Check out the file, which you can rename as TORONTO-227-Links.txt. The first few lines should look like this:

((liberal.ca,liberal.ca),103668)
((equalvoice.ca,equalvoice.ca),17036)
((ndp.ca,ndp.ca),15311)
((davidsuzuki.org,davidsuzuki.org),13903)
((greenparty.ca,greenparty.ca),9715)
((equalvoice.ca,gettingtothegate.com),4259)
((equalvoice.ca,thestar.com),4259)
((equalvoice.ca,snapdesign.ca),4259)
((liberal.ca,twitter.com),3936)
((canadiancrc.com,translate.google.com),2584)

Let’s run it again, this time saving it as a Gephi file. Unlike the other ones, this will actually generate a single file.

import org.warcbase.spark.matchbox.{ExtractDomain, ExtractLinks, RecordLoader, WriteGDF}
import org.warcbase.spark.rdd.RecordRDD._

val links = RecordLoader.loadArchives("/home/i2millig/warcbase-resources/Sample-Data/ARCHIVEIT-227-QUARTERLY-XUGECV-20091218231727-00039-crawling06.us.archive.org-8091.warc.gz", sc)
.keepValidPages()
.map(r => (r.getCrawlDate, ExtractLinks(r.getUrl, r.getContentString)))
.flatMap(r => r._2.map(f => (r._1, ExtractDomain(f._1).replaceAll("^\\s*www\\.", ""), ExtractDomain(f._2).replaceAll("^\\s*www\\.", ""))))
.filter(r => r._2 != "" && r._3 != "")
.countItems()
.filter(r => r._2 > 5)

WriteGDF(links, "/home/i2millig/warcbase-results/links/all-links.gdf")

Save this somewhere you want to keep it, we’ll come back to it in a bit.

Free Play

Now I’d like you to play around with the documents. Anything else you want to explore? I’ll circulate.

Working with your own data

Now let’s try it with your own data. The first thing to learn is that any file that you point at can also be a directory! You can do *.warc.gz or *.gz, as it andles ARCs and WARC files interchangably.

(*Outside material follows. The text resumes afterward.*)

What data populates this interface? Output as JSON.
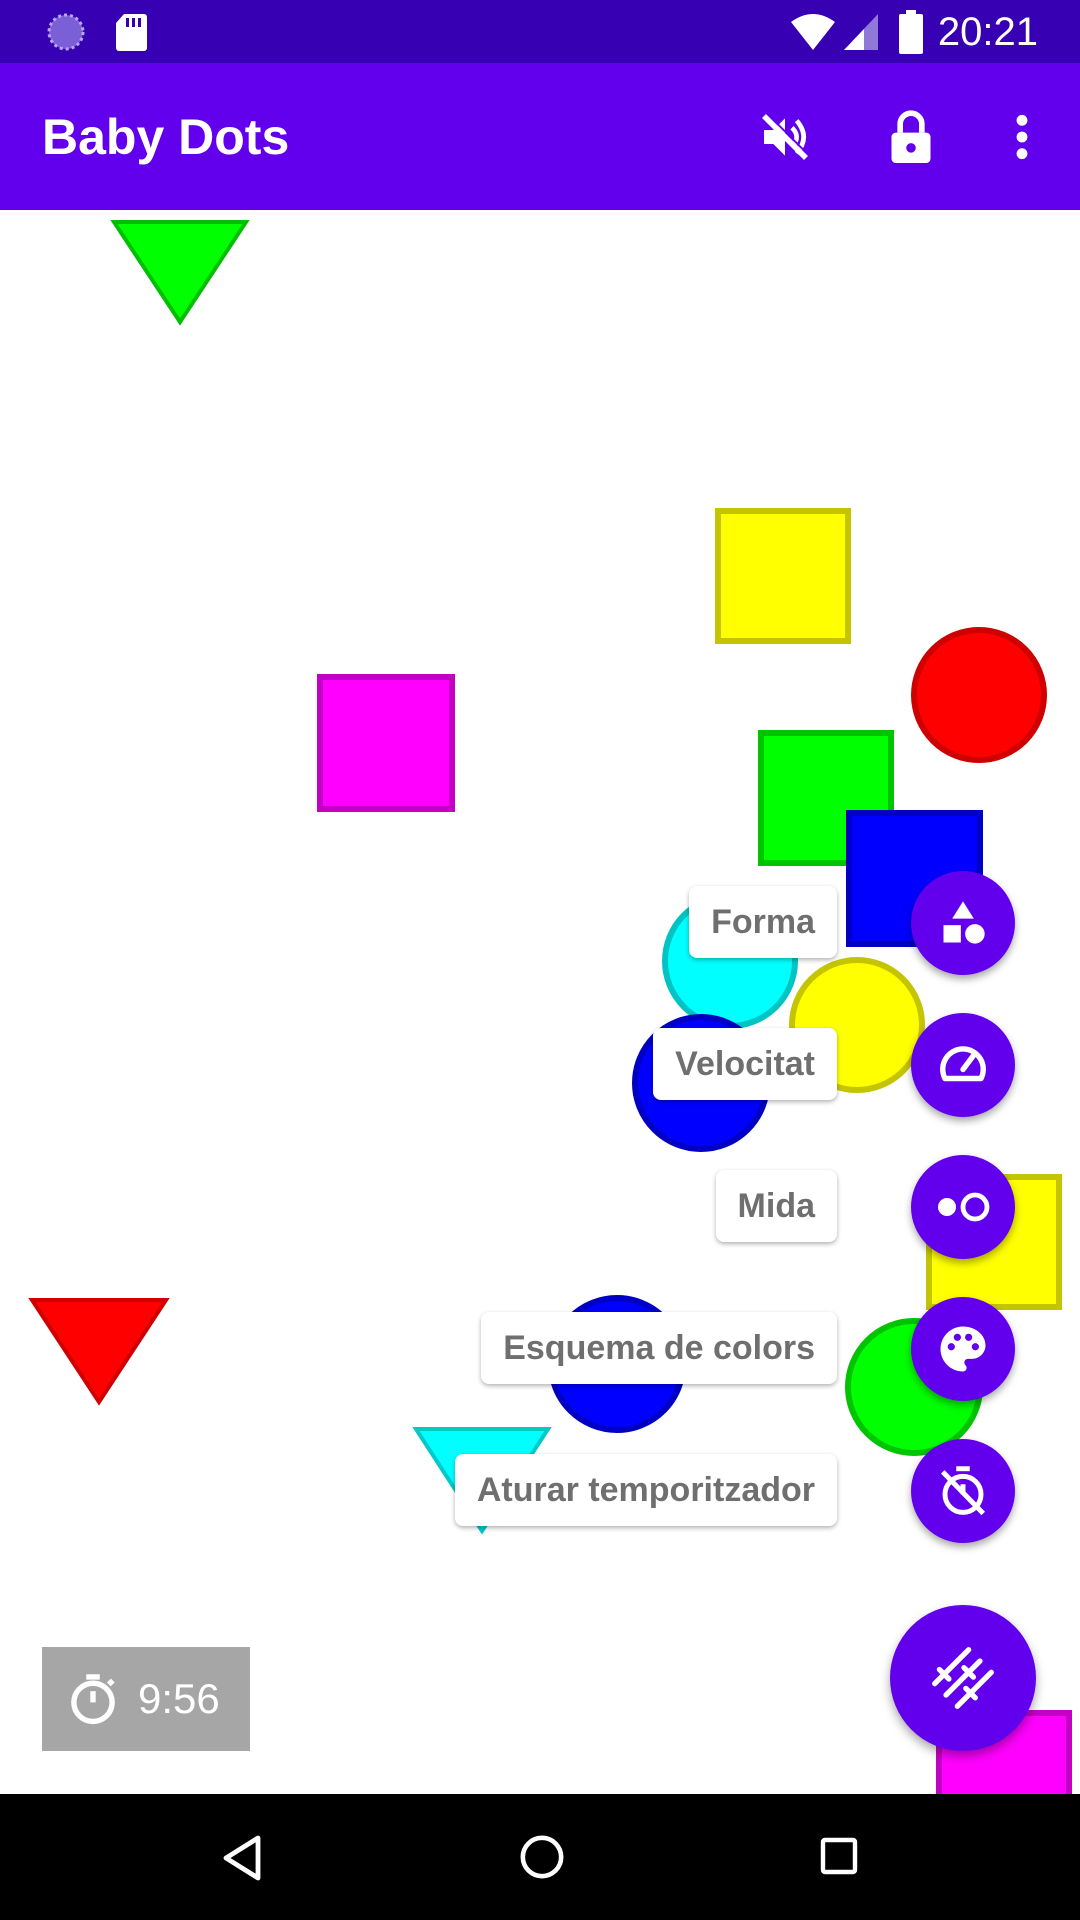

What I’d like you to do is try to do the following:
– create a domain file for your collection;
– create a link file for your collection;
– create a GDF file for your collection;
– create a plain text file for your collection;
– and create a more specialized file for your collection (using some of the filtering tools that Warcbase has).

Gephi

Let’s start with Gephi, and we’ll use the file you generated from the sample data.

Open up Gephi. You’ll see the following:

Screen Shot 2017-04-21 at 6.13.24 PM

What I’d like you to is select Open Graph File, and then select the GDF file you created. In the case above, it is all-links.gdf.

Screen Shot 2017-04-21 at 6.14.23 PM

You’ll see this. Just click through to create a new graph. Press OK. Now you’ll see this:

Screen Shot 2017-04-21 at 6.15.17 PM

Hurray. Now let’s make this meaningful. In my case, some of my windows have gone askew so I go to Window -> Reset Windows. Now it looks like this:

Screen Shot 2017-04-21 at 6.17.06 PM

Screen Shot 2017-04-21 at 6.17.09 PM

Let’s run some basic statistics. Click on “Statistics” on the right hand side, and then RUN modularity and PageRank.

Screen Shot 2017-04-21 at 6.18.23 PM

Now let’s use those. On the left hand side, select Appearance. Go to NODES (those are the domains in this graph). Let’s make them bigger based on how often somebody links to them.

So click “Ranking,” click the little growing set of circles, and then select “Degree.” Let’s set a min size of 5, and a max size of 20. It’ll look like this.

Screen Shot 2017-04-21 at 6.20.41 PM

Now we press “Apply” and the graph changes to this:

Screen Shot 2017-04-21 at 6.21.19 PM

Now let’s make it so the labels appear. Click the “T” in the bottom toolbar. You’ll see a jumble!

Screen Shot 2017-04-21 at 6.22.10 PM

Screen Shot 2017-04-21 at 6.22.13 PM

What a joke! How can we make this intelligible?

We return to the “appearance” tab and select the tT button. Set it up like so.

Screen Shot 2017-04-21 at 6.24.10 PM

Now let’s add some colour. I won’t explain modularity here (I will in the workshop) but let’s colour the nodes based on their modularity class. Do this like so:

Screen Shot 2017-04-21 at 6.25.03 PM

Our graph now looks like this:

Screen Shot 2017-04-21 at 6.25.53 PM

Finally, let’s do some arranging. First of all, let’s futz with the layout (although this one is pretty good by default, to be honest). First, try “Label Adjust.” Run it so the labels look good. Now, I decided to run a standard Yifan Hu, and we see the disconnected components of the graph. This is what happens when you do that.

Screen Shot 2017-04-21 at 6.27.33 PM

OK. Now that we know the ropes, let’s try it on your own collections.